An X-type lattice cored ventilated brake disc with enhanced cooling performance

Abstract

To improve the cooling performance of a disc brake system, we introduce a new concept of bidirectional ventilated brake disc with an X-type lattice core. Transient and steady-state thermo-fluidic behaviors of the new brake disc are experimentally characterized and compared with a prevalent radial vane brake disc under identical conditions. Transient heating-up tests at a constant rotating speed, simulating continuous downhill braking, show that both brake discs exhibit a similar temperature during initial period, whilst evidently lower temperature can be achieved by the new brake disc under steady-state conditions. For a given rotating speed in typical operating range (i.e., 200–1000 rpm), steady-state tests reveal that the new brake disc provides 1–14% higher overall Nusselt number than the reference one.

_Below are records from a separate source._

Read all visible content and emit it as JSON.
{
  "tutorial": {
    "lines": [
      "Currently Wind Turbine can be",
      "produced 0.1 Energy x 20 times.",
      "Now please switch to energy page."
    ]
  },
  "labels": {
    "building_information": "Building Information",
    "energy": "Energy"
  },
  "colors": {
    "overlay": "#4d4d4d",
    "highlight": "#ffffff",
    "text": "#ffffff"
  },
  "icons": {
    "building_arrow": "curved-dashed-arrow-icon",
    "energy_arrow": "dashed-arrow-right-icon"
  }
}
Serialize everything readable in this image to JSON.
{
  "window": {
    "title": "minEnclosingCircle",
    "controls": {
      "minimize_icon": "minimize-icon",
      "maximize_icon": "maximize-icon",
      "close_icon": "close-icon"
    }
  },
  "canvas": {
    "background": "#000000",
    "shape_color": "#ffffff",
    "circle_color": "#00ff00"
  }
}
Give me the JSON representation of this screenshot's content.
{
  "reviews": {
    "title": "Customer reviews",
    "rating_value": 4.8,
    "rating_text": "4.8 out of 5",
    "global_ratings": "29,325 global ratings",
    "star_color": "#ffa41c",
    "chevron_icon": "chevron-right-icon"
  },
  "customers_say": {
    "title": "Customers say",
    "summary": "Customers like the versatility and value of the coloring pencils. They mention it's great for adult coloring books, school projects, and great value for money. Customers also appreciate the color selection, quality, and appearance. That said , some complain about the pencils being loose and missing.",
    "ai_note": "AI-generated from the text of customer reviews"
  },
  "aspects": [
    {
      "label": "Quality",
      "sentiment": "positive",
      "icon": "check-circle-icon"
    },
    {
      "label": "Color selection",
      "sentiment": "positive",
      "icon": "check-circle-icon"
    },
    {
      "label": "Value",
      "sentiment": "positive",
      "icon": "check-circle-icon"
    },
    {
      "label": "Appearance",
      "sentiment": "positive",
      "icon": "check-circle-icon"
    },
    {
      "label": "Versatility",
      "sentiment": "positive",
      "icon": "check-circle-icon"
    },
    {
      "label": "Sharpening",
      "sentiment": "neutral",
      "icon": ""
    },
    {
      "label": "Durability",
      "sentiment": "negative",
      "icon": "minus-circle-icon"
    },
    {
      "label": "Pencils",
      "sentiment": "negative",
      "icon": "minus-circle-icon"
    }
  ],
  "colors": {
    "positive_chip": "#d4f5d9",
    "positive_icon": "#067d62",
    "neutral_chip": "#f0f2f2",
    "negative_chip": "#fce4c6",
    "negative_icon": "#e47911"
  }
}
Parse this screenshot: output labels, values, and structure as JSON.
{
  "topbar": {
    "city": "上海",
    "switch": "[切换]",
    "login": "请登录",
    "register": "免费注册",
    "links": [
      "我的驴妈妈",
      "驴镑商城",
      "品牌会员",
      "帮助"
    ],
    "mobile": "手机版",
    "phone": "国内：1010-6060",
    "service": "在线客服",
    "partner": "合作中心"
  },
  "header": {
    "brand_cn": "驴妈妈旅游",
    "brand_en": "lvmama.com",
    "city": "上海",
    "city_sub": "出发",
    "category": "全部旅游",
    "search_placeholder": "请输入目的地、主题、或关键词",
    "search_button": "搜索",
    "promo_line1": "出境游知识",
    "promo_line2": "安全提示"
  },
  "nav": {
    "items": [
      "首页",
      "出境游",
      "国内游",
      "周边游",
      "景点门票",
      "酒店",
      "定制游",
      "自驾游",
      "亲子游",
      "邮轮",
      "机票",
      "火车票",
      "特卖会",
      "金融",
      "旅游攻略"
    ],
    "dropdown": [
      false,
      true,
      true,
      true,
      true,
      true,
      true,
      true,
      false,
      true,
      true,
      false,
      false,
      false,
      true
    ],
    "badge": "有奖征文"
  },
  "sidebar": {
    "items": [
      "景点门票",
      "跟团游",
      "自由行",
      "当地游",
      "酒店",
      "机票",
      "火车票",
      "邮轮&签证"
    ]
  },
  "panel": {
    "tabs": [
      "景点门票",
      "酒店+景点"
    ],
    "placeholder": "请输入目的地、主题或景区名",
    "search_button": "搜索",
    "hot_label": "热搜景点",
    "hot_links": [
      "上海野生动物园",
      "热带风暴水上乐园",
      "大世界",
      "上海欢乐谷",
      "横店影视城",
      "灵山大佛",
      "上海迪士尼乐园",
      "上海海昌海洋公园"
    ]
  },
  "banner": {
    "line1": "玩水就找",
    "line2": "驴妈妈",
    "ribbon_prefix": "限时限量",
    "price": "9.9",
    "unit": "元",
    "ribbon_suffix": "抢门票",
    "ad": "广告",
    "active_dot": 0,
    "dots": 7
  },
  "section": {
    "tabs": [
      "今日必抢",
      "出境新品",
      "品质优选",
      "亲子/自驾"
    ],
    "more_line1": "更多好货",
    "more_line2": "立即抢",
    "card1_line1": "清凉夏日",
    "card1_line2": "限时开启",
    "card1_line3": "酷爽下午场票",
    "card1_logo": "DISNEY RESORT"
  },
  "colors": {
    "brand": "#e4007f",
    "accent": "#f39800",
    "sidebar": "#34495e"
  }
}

Although the X-type lattice core provides 43% less pumping capacity than radial vanes, more complex flow mixing and 1.1 times more heat transfer area caused by the lattice core are responsible for the superior overall cooling performance of the new brake disc. In addition, the morphological anisotropy of the lattice core induces circumferentially non-uniform heat transfer in the disc. The most open orientation of the lattice core provides substantially higher heat transfer than the most blocked orientation. Mechanisms of the anisotropic heat transfer pattern are experimentally explored.